Selective life-long suppression of an odor processing channel in response to critical period experience

Sensory circuits undergo experience-dependent plasticity during early-life critical periods, attuning the nervous system to levels of key environmental stimuli. During a critical period in the Drosophila olfactory system, we found that exposure to ethyl butyrate (EB) induces glial phagocytosis of odorant receptor Or42a-positive olfactory sensory neuron (OSN) axon terminals which terminate in the VM7 glomerulus (Leier and Foden et al., 2025).
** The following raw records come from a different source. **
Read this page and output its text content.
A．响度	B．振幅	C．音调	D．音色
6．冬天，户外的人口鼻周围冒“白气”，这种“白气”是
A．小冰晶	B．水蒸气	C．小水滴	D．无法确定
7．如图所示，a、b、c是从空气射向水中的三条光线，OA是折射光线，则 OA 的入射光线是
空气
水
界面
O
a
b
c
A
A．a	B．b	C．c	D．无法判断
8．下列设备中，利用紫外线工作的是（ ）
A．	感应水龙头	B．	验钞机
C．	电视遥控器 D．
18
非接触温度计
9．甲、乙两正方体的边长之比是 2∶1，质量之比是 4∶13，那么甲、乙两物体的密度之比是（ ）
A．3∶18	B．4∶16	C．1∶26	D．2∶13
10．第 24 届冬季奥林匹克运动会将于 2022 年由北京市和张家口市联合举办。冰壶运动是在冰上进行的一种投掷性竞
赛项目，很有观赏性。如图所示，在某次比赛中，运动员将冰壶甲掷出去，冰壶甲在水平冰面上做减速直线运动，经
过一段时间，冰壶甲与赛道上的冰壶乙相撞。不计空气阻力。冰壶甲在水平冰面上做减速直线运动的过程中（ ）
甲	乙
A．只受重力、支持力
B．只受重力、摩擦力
Here, we extend these findings by establishing functional significance and circuit selectivity in this critical period paradigm. First, using a combination of two-photon Ca ²⁺ imaging and the genetically-encoded voltage indicator ASAP5, we find that Or42a OSN odor-evoked responses are permanently suppressed in animals with critical period odor exposure. Thus, critical period odor exposure results in long-term changes to odor sensitivity in Or42a OSNs. Second, to establish the selectivity of glial pruning for Or42a axon terminals, we examined projection neurons (PNs) postsynaptic to Or42a OSNs as well as a second population of highly EB-responsive OSNs, called Or43b OSNs. We find that (1) within VM7, glial pruning is selective for Or42a terminals, and (2) while Or43b OSNs appear modestly pruned, they maintain their sensitivity to EB. To elucidate this difference, we turned to the Drosophila connectome. We identify striking differences in the scale of inhibitory connectivity to Or42a and Or43b OSNs, suggesting that Or42a OSNs may play a particularly central role in EB odor processing. This study expands our understanding of this critical period plasticity paradigm by demonstrating life-long suppression of pruned Or42a OSNs and establishing its specificity within and between sensory circuits.